After two hundred sixty years. Every time she says that, a part of me dies all over again. The party, the car, it was all my idea. I pull her close and press my lips against her hair, breathing in her scent. Her arms tighten around me, and she presses her cheek against my chest. I feel her heartbeat, and I know she feels mine. Maybe now that we're away from the estate, we can finally have more. The more we deserve. More of each other. Maybe this is what we needed all along to fill the empty space in us. But I have to be smart about this, and follow Dot's directions. I have to get us out of here. Fast. We only have a couple more hours of daylight left, and even though I want to hold on to Kara and never move, I gently push her away. I can't make mistakes.

"We need to get going."

She agrees and we set out across the broken landscape.

The rubble is uneven. Every step must be carefully placed. We're cautious as we approach blind crests. We are not exactly sure what Non-pacts are. Thieves? Worse? But we know to avoid them, or at least try to.

The walk is strenuous. Kara and I help each other climb over huge blocks of concrete and then carefully make our way down cascading piles of rubble overgrown with weeds, always with a watchful eye for movement around us. We stop for just a moment to rest, eyeing the next towering mound of concrete. What lies on the other side? "Got your tazegun ready?" I ask.

"Of course," Kara answers. She reaches down and snaps off a small piece of a branch from a dead bush and stuffs it in the band of her pants, pulling her shirt over to cover it. She pats the bulge it creates. "At least I have something deadly to reach for now."

I smile, thankful for even this small bit of humor in a situation that's so precarious. Here we are in the middle of nowhere in a world we don't recognize, relying on the directions of a half Bot, the security of a broken branch, and hoping for black market IDs. Kara's face is smudged with dirt, and her hair is tangled from the breeze. She doesn't look like Queen Kara anymore.

I eye some rocks at our feet and pick one up that fits my hand well. "I think I'll rely on old-fashioned technology."

"Caveman," she says.

We continue toward the city and finally reach the flat stretch and the remnants of the old highway Dot told us about. It seems like we've traveled much farther than the half kilometer she described to us, and we still have three kilometers to go to reach our destination on the outskirts of the city. The sun is low in the sky. I walk faster. Kara matches my pace.

As I walk, I search for other weapons. In this modern world I do feel like a caveman looking for a sturdy club, but there is nothing near the road, and I don't want to venture into the forest on either side to look for one. I wonder if I could find a branch and make a slingshot. It would at least allow me to protect us from a distance, but I have nothing flexible to act as a sling.
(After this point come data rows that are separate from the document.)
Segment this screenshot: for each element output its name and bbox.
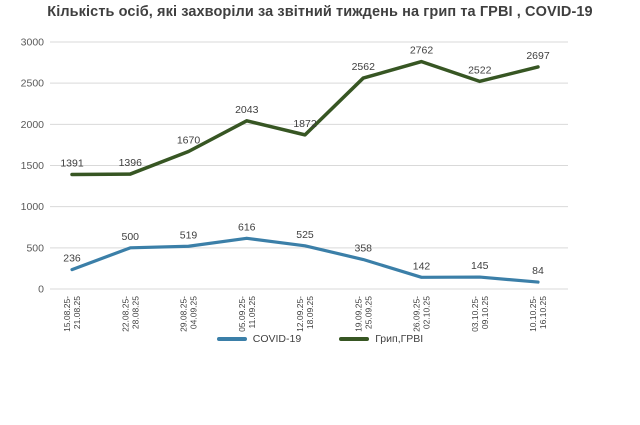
x-axis-tick-label: 12.09.25-: [295, 296, 305, 332]
x-axis-tick-label: 28.08.25: [130, 296, 140, 329]
x-axis-tick-label: 22.08.25-: [120, 296, 130, 332]
chart-legend: COVID-19 Грип,ГРВІ: [0, 333, 640, 345]
x-axis-tick-label: 18.09.25: [305, 296, 315, 329]
y-axis-tick-label: 2500: [21, 78, 45, 90]
data-label: 142: [413, 260, 431, 272]
x-axis-tick-label: 09.10.25: [480, 296, 490, 329]
data-label: 1391: [60, 157, 84, 169]
legend-item-flu: Грип,ГРВІ: [339, 333, 423, 345]
data-label: 1670: [177, 135, 201, 147]
data-label: 2762: [410, 45, 434, 57]
data-label: 2522: [468, 64, 492, 76]
y-axis-tick-label: 500: [26, 242, 44, 254]
x-axis-tick-label: 03.10.25-: [470, 296, 480, 332]
legend-item-covid: COVID-19: [216, 333, 302, 345]
x-axis-tick-label: 15.08.25-: [62, 296, 72, 332]
data-label: 519: [180, 229, 198, 241]
data-label: 236: [63, 253, 81, 265]
y-axis-tick-label: 1000: [21, 201, 45, 213]
x-axis-tick-label: 21.08.25: [72, 296, 82, 329]
data-label: 2697: [526, 50, 550, 62]
data-label: 525: [296, 229, 314, 241]
y-axis-tick-label: 3000: [21, 37, 45, 49]
data-label: 358: [354, 243, 372, 255]
y-axis-tick-label: 0: [38, 284, 44, 296]
y-axis-tick-label: 2000: [21, 119, 45, 131]
x-axis-tick-label: 19.09.25-: [353, 296, 363, 332]
data-label: 1872: [293, 118, 317, 130]
legend-label-covid: COVID-19: [252, 333, 302, 345]
x-axis-tick-label: 25.09.25: [363, 296, 373, 329]
x-axis-tick-label: 02.10.25: [422, 296, 432, 329]
x-axis-tick-label: 26.09.25-: [412, 296, 422, 332]
x-axis-tick-label: 10.10.25-: [528, 296, 538, 332]
data-label: 616: [238, 221, 256, 233]
series-line-covid: [70, 236, 540, 284]
flu-line-swatch: [339, 337, 370, 341]
x-axis-tick-label: 04.09.25: [189, 296, 199, 329]
x-axis-tick-label: 05.09.25-: [237, 296, 247, 332]
series-line-flu: [70, 59, 540, 177]
x-axis-tick-label: 16.10.25: [538, 296, 548, 329]
data-label: 500: [121, 231, 139, 243]
data-label: 1396: [119, 157, 143, 169]
y-axis-tick-label: 1500: [21, 160, 45, 172]
covid-line-swatch: [216, 337, 247, 341]
x-axis-tick-label: 29.08.25-: [179, 296, 189, 332]
data-label: 84: [532, 265, 544, 277]
data-label: 2562: [352, 61, 376, 73]
chart-title: Кількість осіб, які захворіли за звітний…: [47, 4, 593, 20]
data-label: 2043: [235, 104, 259, 116]
data-label: 145: [471, 260, 489, 272]
legend-label-flu: Грип,ГРВІ: [375, 333, 424, 345]
x-axis-tick-label: 11.09.25: [247, 296, 257, 329]
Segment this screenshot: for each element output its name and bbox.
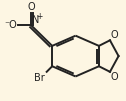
Text: O: O: [111, 72, 118, 82]
Text: +: +: [36, 12, 42, 21]
Text: N: N: [32, 15, 39, 25]
Text: ⁻O: ⁻O: [5, 20, 17, 30]
Text: O: O: [28, 2, 35, 12]
Text: O: O: [111, 30, 118, 40]
Text: Br: Br: [34, 73, 45, 83]
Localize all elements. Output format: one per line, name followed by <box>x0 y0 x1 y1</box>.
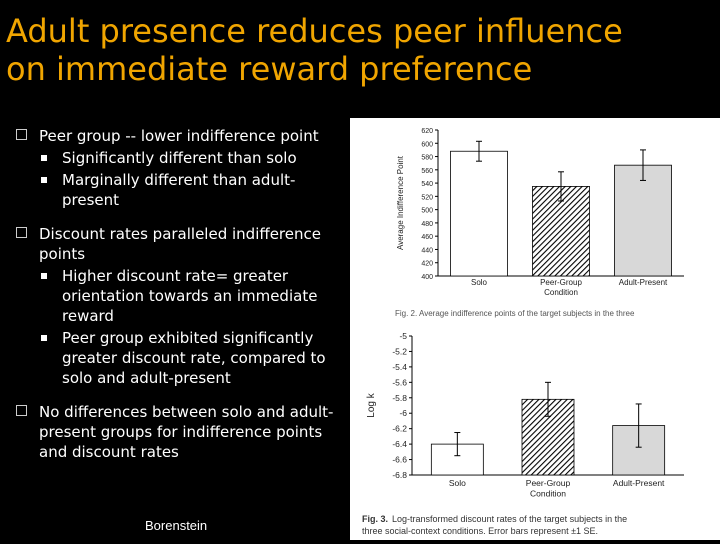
indifference-point-chart: 400 420 440 460 480 500 520 540 560 580 600 620 Aver… <box>396 128 684 297</box>
figure-2-caption: Fig. 2. Average indifference points of t… <box>395 309 635 318</box>
x-category-label-line: Peer-Group <box>540 278 582 287</box>
square-bullet-icon <box>41 335 47 341</box>
slide-title-line-1: Adult presence reduces peer influence <box>6 12 623 50</box>
y-tick-label: 620 <box>421 128 433 135</box>
y-tick-label: 480 <box>421 221 433 228</box>
y-tick-label: 560 <box>421 168 433 175</box>
bullet-item: Discount rates paralleled indifference p… <box>14 224 348 388</box>
bar-1 <box>450 150 508 277</box>
y-tick-label: 540 <box>421 181 433 188</box>
sub-bullet-item: Higher discount rate= greater orientatio… <box>39 266 348 326</box>
y-tick-label: 500 <box>421 208 433 215</box>
bullet-box-icon <box>16 129 27 140</box>
y-tick-label: -6.4 <box>392 439 407 449</box>
figure-3-caption-line-1: Fig. 3. Log-transformed discount rates of… <box>362 514 627 524</box>
x-category-label: Solo <box>471 278 488 287</box>
y-tick-label: 420 <box>421 261 433 268</box>
sub-bullet-text: Marginally different than adult-present <box>62 171 296 209</box>
bullet-text: Discount rates paralleled indifference p… <box>39 225 321 263</box>
sub-bullet-text: Significantly different than solo <box>62 149 297 167</box>
figure-3-caption-label: Fig. 3. <box>362 514 388 524</box>
y-tick-label: -5 <box>399 331 407 341</box>
y-tick-label: -6.6 <box>392 455 407 465</box>
y-axis-label: Log k <box>366 392 377 417</box>
x-category-label: Adult-Present <box>613 478 665 488</box>
y-tick-label: -6.8 <box>392 470 407 480</box>
y-tick-label: 460 <box>421 234 433 241</box>
sub-bullet-text: Higher discount rate= greater orientatio… <box>62 267 318 325</box>
square-bullet-icon <box>41 177 47 183</box>
bullet-text: Peer group -- lower indifference point <box>39 127 319 145</box>
slide-title: Adult presence reduces peer influence on… <box>6 12 718 88</box>
x-category-label-line: Condition <box>530 489 566 499</box>
x-category-label-line: Peer-Group <box>526 478 571 488</box>
bullet-box-icon <box>16 405 27 416</box>
x-category-label-line: Condition <box>544 288 578 297</box>
y-tick-label: 400 <box>421 274 433 281</box>
y-tick-label: -5.2 <box>392 346 407 356</box>
bullet-list: Peer group -- lower indifference point S… <box>14 126 348 476</box>
sub-bullet-text: Peer group exhibited significantly great… <box>62 329 326 387</box>
y-tick-label: 600 <box>421 141 433 148</box>
slide-title-line-2: on immediate reward preference <box>6 50 533 88</box>
discount-rate-chart: -6.8 -6.6 -6.4 -6.2 -6 -5.8 -5.6 -5.4 -5.2 -5 Log … <box>366 331 684 499</box>
figure-3-caption-line-2: three social-context conditions. Error b… <box>362 526 598 536</box>
y-tick-label: 520 <box>421 194 433 201</box>
x-category-label-line: Solo <box>449 478 466 488</box>
sub-bullet-item: Significantly different than solo <box>39 148 348 168</box>
y-tick-label: -6.2 <box>392 424 407 434</box>
x-category-label-line: Adult-Present <box>619 278 668 287</box>
x-category-label: Adult-Present <box>619 278 668 287</box>
bar-3 <box>614 164 672 277</box>
y-tick-label: -5.6 <box>392 377 407 387</box>
y-axis-label: Average Indifference Point <box>396 155 405 250</box>
x-category-label-line: Adult-Present <box>613 478 665 488</box>
x-category-label: Peer-Group Condition <box>540 278 582 297</box>
square-bullet-icon <box>41 155 47 161</box>
y-tick-label: -6 <box>399 408 407 418</box>
bullet-text: No differences between solo and adult-pr… <box>39 403 334 461</box>
figure-panel: 400 420 440 460 480 500 520 540 560 580 600 620 Aver… <box>350 118 720 540</box>
bullet-item: Peer group -- lower indifference point S… <box>14 126 348 210</box>
sub-bullet-item: Marginally different than adult-present <box>39 170 348 210</box>
author-credit: Borenstein <box>145 518 208 533</box>
sub-bullet-item: Peer group exhibited significantly great… <box>39 328 348 388</box>
x-category-label-line: Solo <box>471 278 488 287</box>
figure-3-caption-text: Log-transformed discount rates of the ta… <box>392 514 627 524</box>
square-bullet-icon <box>41 273 47 279</box>
bullet-box-icon <box>16 227 27 238</box>
y-tick-label: 580 <box>421 155 433 162</box>
y-tick-label: -5.4 <box>392 362 407 372</box>
x-category-label: Peer-Group Condition <box>526 478 571 499</box>
y-tick-label: -5.8 <box>392 393 407 403</box>
y-tick-label: 440 <box>421 247 433 254</box>
figure-charts: 400 420 440 460 480 500 520 540 560 580 600 620 Aver… <box>362 128 684 536</box>
bullet-item: No differences between solo and adult-pr… <box>14 402 348 462</box>
x-category-label: Solo <box>449 478 466 488</box>
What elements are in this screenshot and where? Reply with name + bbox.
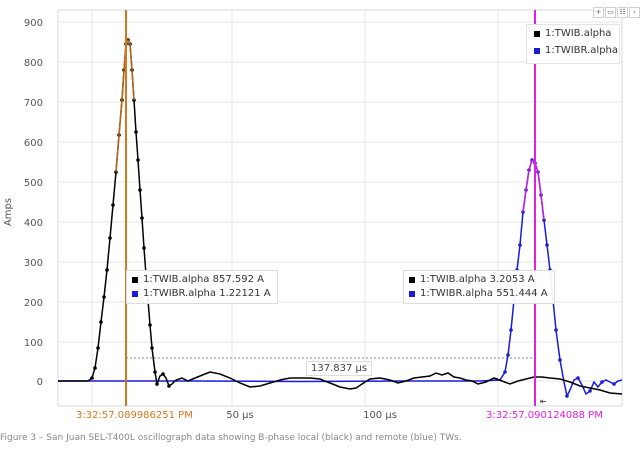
cursor-drag-arrow-icon[interactable]: ⇤ [540,397,547,406]
fit-icon[interactable]: ▭ [605,7,616,18]
x-tick-100us: 100 µs [363,410,397,421]
svg-text:500: 500 [24,178,43,189]
tooltip-swatch-icon [409,277,415,283]
svg-text:800: 800 [24,58,43,69]
cursor-right-time: 3:32:57.090124088 PM [486,410,603,421]
chart-toolbar: + ▭ ☷ › [592,7,640,18]
cursor-left-tooltip: 1:TWIB.alpha 857.592 A 1:TWIBR.alpha 1.2… [126,270,278,304]
svg-text:300: 300 [24,258,43,269]
legend-label: 1:TWIB.alpha [545,28,612,39]
cursor-delta-label: 137.837 µs [306,361,373,376]
legend-swatch-icon [534,47,540,54]
svg-text:400: 400 [24,218,43,229]
legend-item-twibr[interactable]: 1:TWIBR.alpha [527,42,619,59]
svg-text:700: 700 [24,98,43,109]
svg-text:600: 600 [24,138,43,149]
oscillograph-chart: 900 800 700 600 500 400 300 200 100 0 Am… [3,9,623,421]
legend-label: 1:TWIBR.alpha [545,45,619,56]
svg-text:0: 0 [37,377,43,388]
cursor-right-highlight [522,158,545,221]
figure-caption: Figure 3 – San Juan SEL-T400L oscillogra… [0,433,462,443]
x-tick-50us: 50 µs [226,410,253,421]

As we get closer, the Boston skyline becomes vaguely familiar in the way the jagged tops of skyscrapers cut into the sky, but the most noticeable difference is the color. The buildings--almost all of them--are white or light gray. They look like a cluster of shimmering quartz crystals sitting in a white bird nest. I assume the intricately woven nest is the transgrid, which surrounds the city. It looks like a protective wall around a fortress. Dot said that several levels of transgrid systems circle the city. It looks wildly complicated. I'm glad neither of us will be driving.

"I'm hungry," Kara says.

"Maybe Dot's contacts will feed us."

"Or maybe not. They're probably all stomachless Bots too."

And what are we? More expensive models? The upgraded Stomach200 model?

It is strange that I didn't question it more before, but now I can't stop thinking about it. I knew we were illegal, but I just thought it was a technicality, like someone not having the proper passport. It didn't make us bad or less human. It was a bureaucratic snafu, that's what I told myself, something on paper that could be cleared up eventually. It had to be. Everything about me is human. Dr. Gatsbro said so. Eighty percent. Bioengineered with some adjustments, but still human. That's what he said. Flesh. Blood. Organs. And I have my own mind. Isn't that enough? And a nail clipping. A nail clipping. That's more than Dot ever had.